Matthew Selt – Indian Open champion and practice partner
“The best I have ever seen Judd play in practice was a couple of years ago before the World Championship. I was with him for a few weeks and I was watching him play snooker that I had never seen before. That includes the likes of O’Sullivan, Higgins and Selby. It was just on a different planet. However, he went on to lose in the opening round at the Crucible against Rory McLeod.

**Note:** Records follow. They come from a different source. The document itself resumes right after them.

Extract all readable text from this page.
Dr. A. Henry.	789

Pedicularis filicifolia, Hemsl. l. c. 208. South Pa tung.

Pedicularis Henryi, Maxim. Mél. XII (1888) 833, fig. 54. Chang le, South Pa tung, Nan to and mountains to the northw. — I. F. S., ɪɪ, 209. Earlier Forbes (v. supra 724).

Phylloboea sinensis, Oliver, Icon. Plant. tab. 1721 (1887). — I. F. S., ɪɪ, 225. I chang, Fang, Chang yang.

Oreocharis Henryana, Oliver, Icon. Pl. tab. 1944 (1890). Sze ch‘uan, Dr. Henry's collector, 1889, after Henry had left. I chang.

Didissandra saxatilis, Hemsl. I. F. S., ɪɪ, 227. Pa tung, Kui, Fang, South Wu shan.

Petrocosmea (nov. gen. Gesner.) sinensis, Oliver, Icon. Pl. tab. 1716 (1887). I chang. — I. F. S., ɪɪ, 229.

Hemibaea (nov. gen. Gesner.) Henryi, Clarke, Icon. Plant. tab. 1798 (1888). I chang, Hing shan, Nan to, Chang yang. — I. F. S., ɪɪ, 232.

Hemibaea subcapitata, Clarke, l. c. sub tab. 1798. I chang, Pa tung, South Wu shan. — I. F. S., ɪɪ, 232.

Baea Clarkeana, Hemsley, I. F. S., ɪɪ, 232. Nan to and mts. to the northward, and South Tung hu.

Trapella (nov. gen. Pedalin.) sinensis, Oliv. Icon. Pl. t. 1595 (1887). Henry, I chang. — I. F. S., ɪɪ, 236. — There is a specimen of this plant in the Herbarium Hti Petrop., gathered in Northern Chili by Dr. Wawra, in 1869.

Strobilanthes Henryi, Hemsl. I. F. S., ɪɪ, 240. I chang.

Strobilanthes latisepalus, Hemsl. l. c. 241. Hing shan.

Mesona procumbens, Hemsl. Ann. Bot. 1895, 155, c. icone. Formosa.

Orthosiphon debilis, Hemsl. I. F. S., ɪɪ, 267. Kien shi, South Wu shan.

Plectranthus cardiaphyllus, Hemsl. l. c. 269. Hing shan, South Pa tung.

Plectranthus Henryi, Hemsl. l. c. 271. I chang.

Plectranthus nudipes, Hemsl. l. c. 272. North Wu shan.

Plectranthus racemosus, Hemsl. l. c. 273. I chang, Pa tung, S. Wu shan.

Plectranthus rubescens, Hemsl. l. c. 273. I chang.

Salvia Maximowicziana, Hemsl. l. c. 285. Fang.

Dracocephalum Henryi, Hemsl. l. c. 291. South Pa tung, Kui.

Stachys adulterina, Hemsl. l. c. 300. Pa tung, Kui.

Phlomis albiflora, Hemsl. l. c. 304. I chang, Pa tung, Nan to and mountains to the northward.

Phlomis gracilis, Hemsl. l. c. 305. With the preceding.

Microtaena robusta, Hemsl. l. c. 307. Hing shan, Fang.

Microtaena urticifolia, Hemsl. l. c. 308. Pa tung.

“As the years went on, whether I had the right to question if he would win anything is up to other people, but I didn’t think he was going to win the World Championship. He has been a special player for several years, but apart from losing to Higgins in that 2011 final he has never really got close. Forget what I think though. Deep down he would have been questioning himself as well. To play like that, 200 days a year in practice and then never really be able to do it at the Crucible, he must have been wondering what was going on.
“After all of that, to see him produce his best in the World Championship final this year was amazing. I don’t care who you are talking about, nobody has ever put in a performance like that at the Crucible. It hasn’t come about by chance. He has made a few good decisions, including having his brother come with him, and that has made the difference. He gets a lot of criticism from people who don’t really understand what he does and how he lives his life. At the end of the day, he puts a lot of work in on the table. You don’t get to where he has got to by being a playboy and spending loads of money. He is very good at both of them as well, but the snooker aspect of it is that he works hard and he is a very special talent.
“Everybody knows how good he is. Everybody knows what a talent he is. I don’t think they realised quite how good though. To have a technique like his, which he will openly admit isn’t pristine compared to the likes of Neil Robertson, Shaun Murphy and Ding Junhui. He has a very unique way of playing. Under pressure that can come unstuck every now and then. As far as snooker ability and playing goes I have seen him play stuff that even Ronnie can’t. To see him start producing it over the last 18 months is good, as a friend as well as a colleague. I genuinely believe that when Judd plays his A game and Ronnie plays his A game, Judd wins.”